Peço licença a meus leitores para publicar um desabafo pessoal. Como muitos já sabem, estou na reta final para me desligar do serviço público e me mudar de uma capital de estado para uma aldeiazinha com três mil habitantes no interior de uma pequena cidade de interior, para morar em uma casinha de madeira no meio do mato a 2,5 km por estrada de chão batido do mercadinho mais próximo. A questão é: por quê? O que leva um intelectual gregário a desejar esse tipo de isolamento? 

Creio que a resposta é: o mesmo sentimento que levou Gandhi a ficar feliz com sua sentença de seis anos de prisão em 1906. Preciso desesperadamente me desestressar,  recarregar as baterias e recuperar o foco. Eu e toda civilização ocidental, é verdade, mas só posso falar por mim.

Na última quarta-feira pela manhã eu fui fazer um exame de saúde em um hospital. O exame foi marcado para às 7 h 30 min da madrugada, com recomendação expressa de chegar 15 min mais cedo porque são muitos pacientes, a equipe tem horários limitados, etc. e eles queriam evitar atrasos.

Cheguei lá às 7 h 20 min – ligeiramente atrasado – e tive que esperar meia hora para ser atendido. Não havia nenhum outro paciente, não pude pagar o exame antecipadamente porque o responsável pelo caixa não havia chegado e a equipe técnica ainda não tinha aberto a sala dos exames.
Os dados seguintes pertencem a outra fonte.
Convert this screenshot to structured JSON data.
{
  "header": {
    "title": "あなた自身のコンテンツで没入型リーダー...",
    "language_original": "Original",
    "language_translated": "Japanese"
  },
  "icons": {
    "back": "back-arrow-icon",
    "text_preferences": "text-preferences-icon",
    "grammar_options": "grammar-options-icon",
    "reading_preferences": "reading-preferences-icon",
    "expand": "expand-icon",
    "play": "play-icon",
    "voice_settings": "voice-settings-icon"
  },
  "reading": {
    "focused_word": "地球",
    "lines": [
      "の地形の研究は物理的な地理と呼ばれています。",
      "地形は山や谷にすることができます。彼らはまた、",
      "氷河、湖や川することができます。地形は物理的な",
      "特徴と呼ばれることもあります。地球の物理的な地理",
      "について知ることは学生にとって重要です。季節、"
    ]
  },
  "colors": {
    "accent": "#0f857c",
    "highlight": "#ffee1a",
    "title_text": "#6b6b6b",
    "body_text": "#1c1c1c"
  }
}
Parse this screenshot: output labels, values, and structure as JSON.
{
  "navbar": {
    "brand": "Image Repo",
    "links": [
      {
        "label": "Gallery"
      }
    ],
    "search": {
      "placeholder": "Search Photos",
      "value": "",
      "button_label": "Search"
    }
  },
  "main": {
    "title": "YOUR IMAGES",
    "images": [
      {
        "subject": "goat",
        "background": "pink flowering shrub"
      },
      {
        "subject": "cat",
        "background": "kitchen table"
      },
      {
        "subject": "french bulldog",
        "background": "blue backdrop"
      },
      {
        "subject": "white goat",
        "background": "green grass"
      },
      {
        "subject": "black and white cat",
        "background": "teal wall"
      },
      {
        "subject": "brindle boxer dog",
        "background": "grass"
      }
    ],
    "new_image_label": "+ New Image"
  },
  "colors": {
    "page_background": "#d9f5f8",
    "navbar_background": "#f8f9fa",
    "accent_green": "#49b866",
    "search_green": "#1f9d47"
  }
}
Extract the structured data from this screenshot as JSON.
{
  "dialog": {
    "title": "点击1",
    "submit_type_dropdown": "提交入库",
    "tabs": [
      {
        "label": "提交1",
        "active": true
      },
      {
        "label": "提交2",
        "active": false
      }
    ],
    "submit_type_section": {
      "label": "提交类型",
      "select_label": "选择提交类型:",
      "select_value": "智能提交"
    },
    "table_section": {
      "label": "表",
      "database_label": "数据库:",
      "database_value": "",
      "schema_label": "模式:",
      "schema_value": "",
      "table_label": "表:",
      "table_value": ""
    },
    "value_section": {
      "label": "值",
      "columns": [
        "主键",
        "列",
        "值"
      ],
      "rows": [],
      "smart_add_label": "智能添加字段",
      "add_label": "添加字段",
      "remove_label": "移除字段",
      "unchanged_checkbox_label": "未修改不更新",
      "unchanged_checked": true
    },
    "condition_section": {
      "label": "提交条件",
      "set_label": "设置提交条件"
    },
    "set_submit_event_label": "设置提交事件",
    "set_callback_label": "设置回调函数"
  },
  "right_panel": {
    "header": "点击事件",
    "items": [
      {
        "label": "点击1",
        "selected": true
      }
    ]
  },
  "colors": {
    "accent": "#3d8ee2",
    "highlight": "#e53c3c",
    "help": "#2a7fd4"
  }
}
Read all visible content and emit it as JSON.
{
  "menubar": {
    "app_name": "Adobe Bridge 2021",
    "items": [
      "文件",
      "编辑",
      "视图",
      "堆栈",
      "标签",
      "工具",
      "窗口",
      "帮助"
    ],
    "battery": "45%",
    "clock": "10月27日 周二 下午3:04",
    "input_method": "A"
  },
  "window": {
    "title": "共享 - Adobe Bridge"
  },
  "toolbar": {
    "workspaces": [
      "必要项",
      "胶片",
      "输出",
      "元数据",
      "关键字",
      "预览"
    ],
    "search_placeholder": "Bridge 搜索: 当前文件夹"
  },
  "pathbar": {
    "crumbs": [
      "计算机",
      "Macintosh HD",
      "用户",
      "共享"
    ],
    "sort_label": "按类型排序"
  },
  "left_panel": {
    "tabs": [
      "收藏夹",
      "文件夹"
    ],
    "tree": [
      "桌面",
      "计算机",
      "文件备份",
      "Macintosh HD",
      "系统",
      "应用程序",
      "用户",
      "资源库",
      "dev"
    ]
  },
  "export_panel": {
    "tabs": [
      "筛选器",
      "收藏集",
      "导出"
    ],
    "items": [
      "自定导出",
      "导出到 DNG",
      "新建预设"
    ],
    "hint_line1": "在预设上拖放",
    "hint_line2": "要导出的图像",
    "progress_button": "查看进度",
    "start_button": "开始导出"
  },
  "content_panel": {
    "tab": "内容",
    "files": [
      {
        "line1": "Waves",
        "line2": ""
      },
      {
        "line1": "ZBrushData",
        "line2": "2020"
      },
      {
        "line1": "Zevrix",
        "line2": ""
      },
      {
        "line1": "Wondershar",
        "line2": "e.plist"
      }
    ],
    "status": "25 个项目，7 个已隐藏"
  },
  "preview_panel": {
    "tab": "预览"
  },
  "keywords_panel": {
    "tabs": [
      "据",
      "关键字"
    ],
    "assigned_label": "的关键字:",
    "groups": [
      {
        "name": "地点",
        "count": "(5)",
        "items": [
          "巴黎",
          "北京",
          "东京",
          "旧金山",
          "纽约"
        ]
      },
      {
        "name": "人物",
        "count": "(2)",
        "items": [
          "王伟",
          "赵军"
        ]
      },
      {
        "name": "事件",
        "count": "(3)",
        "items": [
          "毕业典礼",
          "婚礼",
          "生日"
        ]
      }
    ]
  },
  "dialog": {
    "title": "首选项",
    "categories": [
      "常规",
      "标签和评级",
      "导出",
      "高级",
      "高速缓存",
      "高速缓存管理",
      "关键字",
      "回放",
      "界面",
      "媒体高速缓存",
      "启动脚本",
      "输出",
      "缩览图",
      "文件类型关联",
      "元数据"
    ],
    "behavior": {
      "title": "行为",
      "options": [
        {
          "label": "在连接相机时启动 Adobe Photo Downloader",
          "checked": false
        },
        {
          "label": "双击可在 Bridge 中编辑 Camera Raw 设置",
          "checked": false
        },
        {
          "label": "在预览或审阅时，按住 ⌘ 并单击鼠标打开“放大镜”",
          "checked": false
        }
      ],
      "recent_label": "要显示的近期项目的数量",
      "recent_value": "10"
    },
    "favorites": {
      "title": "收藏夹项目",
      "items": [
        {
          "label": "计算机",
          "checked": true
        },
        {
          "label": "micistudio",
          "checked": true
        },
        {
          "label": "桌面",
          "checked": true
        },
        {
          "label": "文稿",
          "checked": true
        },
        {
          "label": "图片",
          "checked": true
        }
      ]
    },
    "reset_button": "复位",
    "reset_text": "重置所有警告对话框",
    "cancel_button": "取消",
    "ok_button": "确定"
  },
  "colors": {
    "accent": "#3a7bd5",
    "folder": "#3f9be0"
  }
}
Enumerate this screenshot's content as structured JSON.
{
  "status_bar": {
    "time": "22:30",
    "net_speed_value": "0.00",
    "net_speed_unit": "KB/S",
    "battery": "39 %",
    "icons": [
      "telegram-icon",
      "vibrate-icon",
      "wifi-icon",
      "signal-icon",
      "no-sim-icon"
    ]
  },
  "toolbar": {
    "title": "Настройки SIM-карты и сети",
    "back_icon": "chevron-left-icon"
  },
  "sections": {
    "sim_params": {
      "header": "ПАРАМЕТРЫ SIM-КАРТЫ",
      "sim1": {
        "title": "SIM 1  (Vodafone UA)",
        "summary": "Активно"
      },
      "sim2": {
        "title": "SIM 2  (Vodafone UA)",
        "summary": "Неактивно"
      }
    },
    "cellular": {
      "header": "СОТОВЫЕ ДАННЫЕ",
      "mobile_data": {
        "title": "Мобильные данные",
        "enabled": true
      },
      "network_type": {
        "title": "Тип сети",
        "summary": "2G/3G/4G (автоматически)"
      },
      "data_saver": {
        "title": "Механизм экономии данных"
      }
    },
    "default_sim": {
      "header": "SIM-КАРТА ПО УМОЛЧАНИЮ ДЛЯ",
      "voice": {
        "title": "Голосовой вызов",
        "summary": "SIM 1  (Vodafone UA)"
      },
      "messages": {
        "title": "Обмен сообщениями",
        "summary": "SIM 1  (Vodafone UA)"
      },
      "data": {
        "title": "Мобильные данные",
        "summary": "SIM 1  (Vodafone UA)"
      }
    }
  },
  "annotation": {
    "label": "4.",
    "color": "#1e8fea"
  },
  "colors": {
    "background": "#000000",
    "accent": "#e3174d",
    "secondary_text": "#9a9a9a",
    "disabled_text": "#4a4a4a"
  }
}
Saí da sala dos exames, paguei, solicitei um atestado para aquele dia e para o dia anterior – porque havia uma preparação necessária para os exames que impossibilitava que eu fosse trabalhar – e me informaram que “não fornecemos atestados”. Como não? E os dois dias que eu faltei ao trabalho por causa deste exame, como ficam? “O senhor vai ter que falar com o médico que solicitou os exames.” Ou seja, aquele médico “super acessível” que me perguntou “Quem é o médico aqui? Quer sentar na minha cadeira e dar a consulta por mim?”.

Liguei pro setor de Recursos Humanos de onde trabalho. Expliquei a situação para minha colega que me atendeu. Ela disse que não tinha autonomia para me liberar o dia de trabalho, mas que ia falar com a diretora do RH. Algumas horas depois liguei novamente. A resposta foi: “tem que ter atestado, senão leva falta”.

Meu pai se prontificou para falar com o amabilíssimo doutor na manhã seguinte. Se ele se dignasse a me fornecer um atestado para estes dois dias, então tudo ficaria bem. Mas, se ele não quisesse fazer isso – e não há o que o obrigue – então eu levaria duas faltas no serviço, perderia quatro dias de salário (duas faltas mais o final de semana remunerado) e perderia dois anos de contagem para licença-prêmio.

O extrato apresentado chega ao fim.